The Anti-Defamation League also issued a statement calling for “universities to distance university leadership from dangerous, antisemitism rhetoric” and urged for “campus leadership to proactively use all tools at their disposal to ensure that there is a safe and welcoming campus climate for all.”
In this climate where Jewish and Muslim students are feeling unsafe on campus, Rabbi Schneier and Imam Ali have acted to build bridges on campuses.
“We feel as religious leaders in our communities, both communities, Jewish and Muslims, we feel a sense of responsibility to bring together students,” Imam Ali told CBS News.
“In the midst of this raging war in Gaza, we cherish our freedoms to protest and demonstrate, but we cannot cross the line when it comes to violence, when it comes to intimidation, when it comes to harassment, when it comes to confrontation,” Rabbi Schneier said to CBS News.
Both faith leaders said they will continue their efforts to promote peace and understanding on college campuses. “Compassion, advancing human dignity, respect for justice, that’s what we want,” Imam Ali told CBS News.
On Friday, MSNBC’s “11th Hour” show hosted Rabbi Schneier and Imam Ali, so that the pair could talk about how they’ve been trying to build bridges on college campuses.
Rabbi Schneier and Imam Ali met when a news network hosted a segment after the death of Pope John Paul II. Both of them were on the panel 20 years and this meeting led to a strong friendship between the two that has carried over into their work to build better relationships between Jews and Muslims, Rabbi Schneier said.
One of the ways the rabbi and imam have been able to build these bridges of friendship and understanding is recognizing their similarities are finding common ground.
“One of the ways to come together is realizing that we, Jews and Muslims, do not only have a common faith, but, in fact, we have a common fate, destiny,” Imam Ali explained.
“... Islamophobia and antisemitism are just two sides of the same coin,” Imam Ali continued.

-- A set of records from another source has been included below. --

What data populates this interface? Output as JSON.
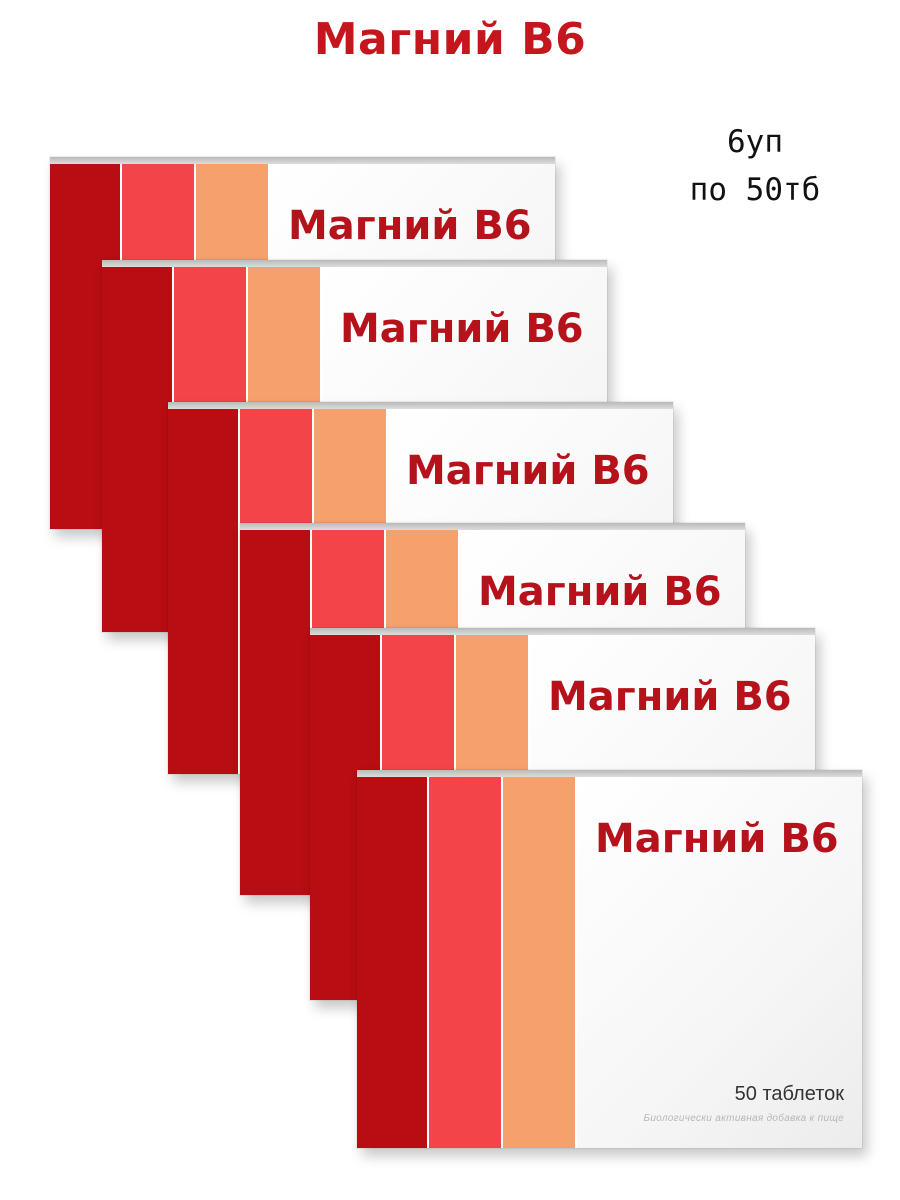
{
  "headline": "Магний В6",
  "pack_count": {
    "line1": "6уп",
    "line2": "по 50тб"
  },
  "box": {
    "name": "Магний В6",
    "tablets": "50 таблеток",
    "supplement_note": "Биологически активная добавка к пище"
  },
  "colors": {
    "headline": "#c4161c",
    "stripe_dark_red": "#b80d12",
    "stripe_red": "#f3444a",
    "stripe_orange": "#f6a06b",
    "box_text": "#b5121b"
  },
  "boxes_shown": 6
}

Their 20-year friendship and work together led them to gather students from New York City public colleges to talk about what they have been experiencing. Their initial visits to speak with a few students has turned into the pair being invited to go to every CUNY campus from one borough in the coming weeks, Rabbi Schneier said.
Rabbi Schneier said that their message on college campuses has been simple: “We can agree to disagree without being disagreeable.”
“We must challenge ourselves to build these relationships, Jewish and Muslim, because we are really on the same boat. We have even more commonalities. As the rabbi said, we can disagree, we can agree to disagree without being disagreeable,” Imam Ali said.
As the rabbi and imam have talked to students on campus, Rabbi Schneier said that he was heartened to hear Muslim students express that they did not support Hamas. “Hamas doesn’t represent the aspirations of the Palestinian people,” he said.
Rabbi Schneier said during this time, “we must turn to great American Muslim leaders” who can help protect the Jewish people.
“That is our commitment,” Imam Ali said. “For me, antisemitism is my fight. As he (Rabbi Schneier) has taken Islamophobia as his fight. We advance our common humanity. That in spite of the existing differences we have, we have even more in common.”
“At the end of the day, we are all human beings,” Ali continued. “We deserve dignity. We deserve respect. We deserve peace — reconciliation.”
Correction: A earlier version of this story misspelled the name of Rabbi Schneier.